Another spectacular feature of the cenotaph is an inscription of the names of eminent military personnel who served in the two world wars. This is found on tables laid on the side of the cenotaph. In other words, a memento of three heavy artillery guns is seen with names of exceptional soldiers engraved on a plaque and placed on the huge concrete block accommodating one of the artilleries.

The attributes of this monument have made it a designated place where government functionaries and Nigerian soldiers in Kogi state mark the yearly army remembrance day every 15 January, in honour of their dead heroes. Hence, it is usually relatively taken care of and always repainted.
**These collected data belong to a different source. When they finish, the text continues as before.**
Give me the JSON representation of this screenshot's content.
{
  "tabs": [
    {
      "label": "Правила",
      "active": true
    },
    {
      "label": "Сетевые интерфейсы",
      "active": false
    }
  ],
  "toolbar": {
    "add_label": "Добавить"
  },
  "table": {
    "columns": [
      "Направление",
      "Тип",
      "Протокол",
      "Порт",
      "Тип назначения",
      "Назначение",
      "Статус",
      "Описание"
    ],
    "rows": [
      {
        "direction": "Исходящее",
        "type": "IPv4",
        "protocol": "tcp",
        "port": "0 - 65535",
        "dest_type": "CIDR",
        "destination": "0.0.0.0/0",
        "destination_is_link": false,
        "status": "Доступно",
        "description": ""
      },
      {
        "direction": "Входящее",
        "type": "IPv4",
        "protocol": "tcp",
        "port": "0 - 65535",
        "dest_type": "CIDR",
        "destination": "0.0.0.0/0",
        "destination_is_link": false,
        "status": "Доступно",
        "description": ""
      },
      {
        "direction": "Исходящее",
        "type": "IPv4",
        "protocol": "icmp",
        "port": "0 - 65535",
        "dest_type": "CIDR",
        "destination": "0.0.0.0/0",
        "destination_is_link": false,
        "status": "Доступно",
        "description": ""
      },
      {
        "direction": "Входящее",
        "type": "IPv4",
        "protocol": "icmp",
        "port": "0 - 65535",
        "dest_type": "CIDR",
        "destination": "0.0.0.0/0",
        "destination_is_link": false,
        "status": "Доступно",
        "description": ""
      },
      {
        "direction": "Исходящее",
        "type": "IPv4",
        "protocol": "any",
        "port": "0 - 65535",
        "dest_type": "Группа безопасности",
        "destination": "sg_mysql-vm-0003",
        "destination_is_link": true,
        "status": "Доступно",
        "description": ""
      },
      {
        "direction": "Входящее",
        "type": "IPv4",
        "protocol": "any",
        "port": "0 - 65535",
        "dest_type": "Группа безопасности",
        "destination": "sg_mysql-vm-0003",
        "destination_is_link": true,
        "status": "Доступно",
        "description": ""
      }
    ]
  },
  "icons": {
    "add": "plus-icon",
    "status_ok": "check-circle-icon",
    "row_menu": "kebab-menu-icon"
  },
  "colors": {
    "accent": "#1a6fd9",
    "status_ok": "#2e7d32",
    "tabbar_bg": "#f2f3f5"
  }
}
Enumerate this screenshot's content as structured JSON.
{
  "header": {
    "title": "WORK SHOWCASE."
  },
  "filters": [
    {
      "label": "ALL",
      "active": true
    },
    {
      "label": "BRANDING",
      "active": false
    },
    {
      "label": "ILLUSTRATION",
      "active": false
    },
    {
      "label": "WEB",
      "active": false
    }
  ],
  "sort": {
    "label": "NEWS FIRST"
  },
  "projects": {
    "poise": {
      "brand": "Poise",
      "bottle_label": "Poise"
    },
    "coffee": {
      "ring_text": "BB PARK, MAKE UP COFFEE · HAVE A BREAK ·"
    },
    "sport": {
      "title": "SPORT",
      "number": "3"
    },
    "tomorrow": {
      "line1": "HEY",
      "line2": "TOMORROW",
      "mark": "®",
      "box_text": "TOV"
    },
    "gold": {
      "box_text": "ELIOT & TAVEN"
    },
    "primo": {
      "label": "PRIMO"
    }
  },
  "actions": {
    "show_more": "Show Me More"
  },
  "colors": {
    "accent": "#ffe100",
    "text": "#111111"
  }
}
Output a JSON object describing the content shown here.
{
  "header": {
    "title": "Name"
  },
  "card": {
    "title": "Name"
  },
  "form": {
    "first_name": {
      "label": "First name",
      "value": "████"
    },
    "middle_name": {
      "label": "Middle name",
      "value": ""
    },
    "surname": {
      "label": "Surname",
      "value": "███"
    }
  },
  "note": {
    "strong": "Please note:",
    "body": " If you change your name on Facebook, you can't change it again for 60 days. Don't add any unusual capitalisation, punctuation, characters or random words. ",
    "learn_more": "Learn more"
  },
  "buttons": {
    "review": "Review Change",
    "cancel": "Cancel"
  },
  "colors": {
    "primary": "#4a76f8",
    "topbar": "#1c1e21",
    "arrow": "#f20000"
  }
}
The cenotaph witnessed the memorial of the 2020 Armed forces remembrance day celebration on Wednesday, 15 January. The governor of Kogi State, Yahaya Bello, flanked by top service personnel representative of retired service men and the Ohinoyi of Ebiraland, Dr. Ado Ibrahim CON, laid wreaths in honour and remembrance of the nation's fallen heroes. This respect was extended with a pledge by the governor's administration to provide maximum support to the families of all fallen servicemen in the state. This was preceded by the inspection of the Guard of Honour, signing the Hard Book, and releasing the white pigeons, by the governor, which symbolises existing national peace.